What’s the equivalent of digital experiences? When we view a website, do we maintain that distance, mentally?
Sure, we can navigate, but only within prescribed patterns. When we search, we see results that are given to us, we can’t see how they were created or get access to the repository of content. We have more agency than when we watch TV, but we’re still operating within prescribed channels.
Maybe intranets or groupware are different? With those platforms we understand the larger constructs at work. We usually have some concept of IA or content organization – we know that we’re looking at a “site” or a “list” in Sharepoint, for example. We’re oriented to how the information is managed. We understand the constructs; we can visualize the building blocks; we can see The Matrix.
To what extent is this helpful? To what extent do we need or want our users to “break the fourth wall” of our information structures? Is it helpful for users to be able to mentally frame what our content is in a meta-sense?
In more concrete terms: what if we published and linked our content models to the content they underpin? What if every page had a link at the bottom to our data dictionary with the type definition, all the properties, and showed where in the repository the content existed, spatially and all the processes acting on it?
Would that help the user’s experience? Would it help them understand the content?
Clearly, for casual visitors this isn’t helpful. But for more indoctrinated users (I made that label up) that are going to be spending more than a trivial amount of time with a content repository, would help for them to “peel back the curtain” and understand how the content… works?

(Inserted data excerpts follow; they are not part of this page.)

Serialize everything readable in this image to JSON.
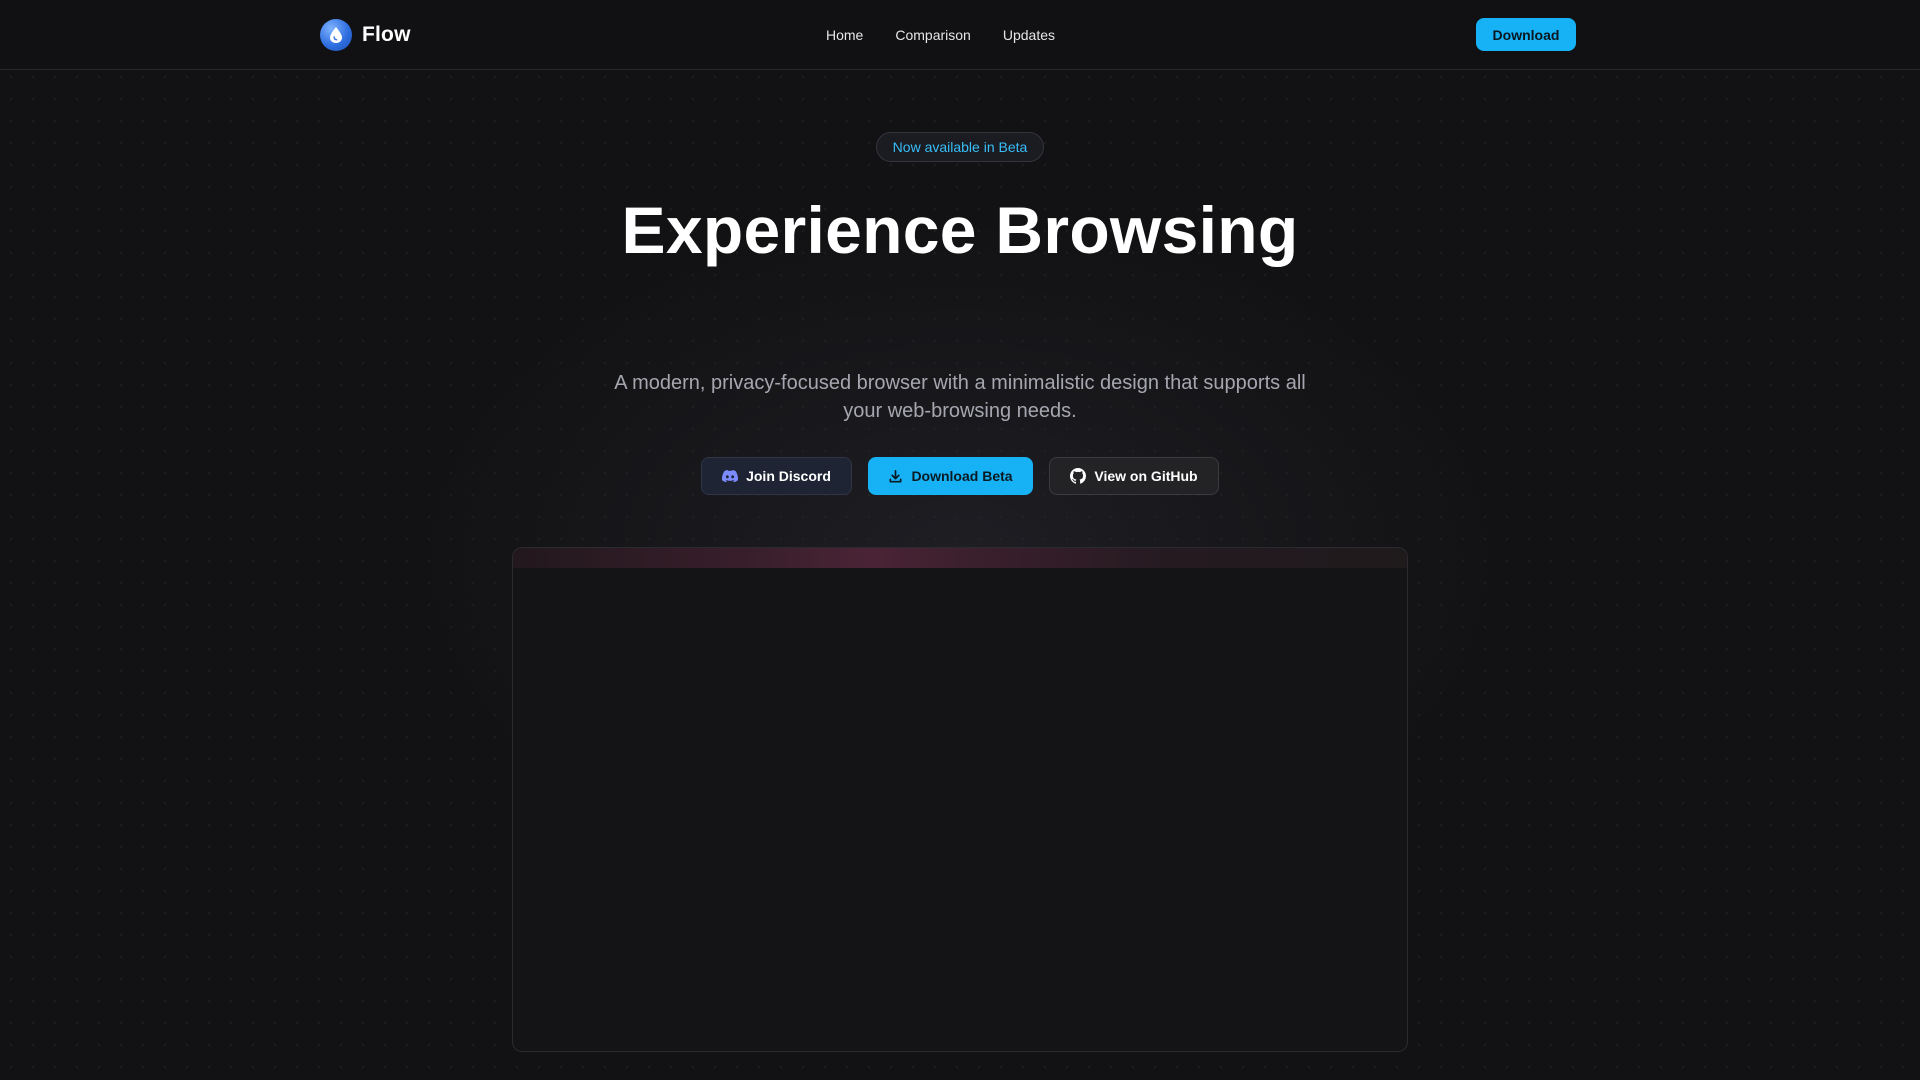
{
  "header": {
    "brand_name": "Flow",
    "nav": [
      {
        "label": "Home"
      },
      {
        "label": "Comparison"
      },
      {
        "label": "Updates"
      }
    ],
    "download_label": "Download"
  },
  "hero": {
    "badge": "Now available in Beta",
    "title": "Experience Browsing",
    "subtitle": "A modern, privacy-focused browser with a minimalistic design that supports all your web-browsing needs.",
    "buttons": {
      "discord": "Join Discord",
      "beta": "Download Beta",
      "github": "View on GitHub"
    }
  },
  "icons": {
    "brand": "droplet-logo-icon",
    "discord": "discord-icon",
    "download": "download-icon",
    "github": "github-icon"
  },
  "colors": {
    "accent": "#16b2f5",
    "badge_text": "#38bdf8",
    "background": "#121214"
  }
}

Consider that you can download the entire Wikipedia database. They have an long page telling you how to do it and how to work with it. You can basically “walk backstage” and see everything, down the the level of a raw database dump.
I talked about this at the Codegarden conference back in 2019. Watch the first five minutes or so of this talk. It’s got Friends and Old Spice and shirtless dudes. Also, I talk about we (those of us working in content) do –
We lie for a living.
That sounds harsh, but but a huge part of our job is hiding the messy reality of how things work. Sure, we know the user has some concept of a “page,” but we want to pretend that our content was birthed to a virgin and borne softly on the wings of angels right to the viewer’s browser.
I’ve written about this line between us and them before: see Breaking the Fourth Wall of Content. I said, in part:
Unlike the traditional theater where the audience sits in the gallery and views the stage through the proscenium, intranets are like theater-in-the-round or “participatory theater,” where the stage is surrounded, there’s little place to hide, and actors come walking in through the aisles among the audience. The audience is “in” the performance. Other people are doing the acting, but the lines between “us” and “them” get blurrier and in some performances, actors come and sit in the audience and maybe even pull us up on stage. When this happens, we’re not voyeurs anymore; rather, we become part of the performance.
We spend a lot of time trying to pretend our IA and content modeling constructs don’t exist. They belong to “us,” not “them.” And if they’re ever detected, that’s like being caught in public in our underwear.
I feel like we need to think about this a little more. Digital experience is usually framed as an “us vs. them” proposition. Should it be? If not always, then when? And why does this matter?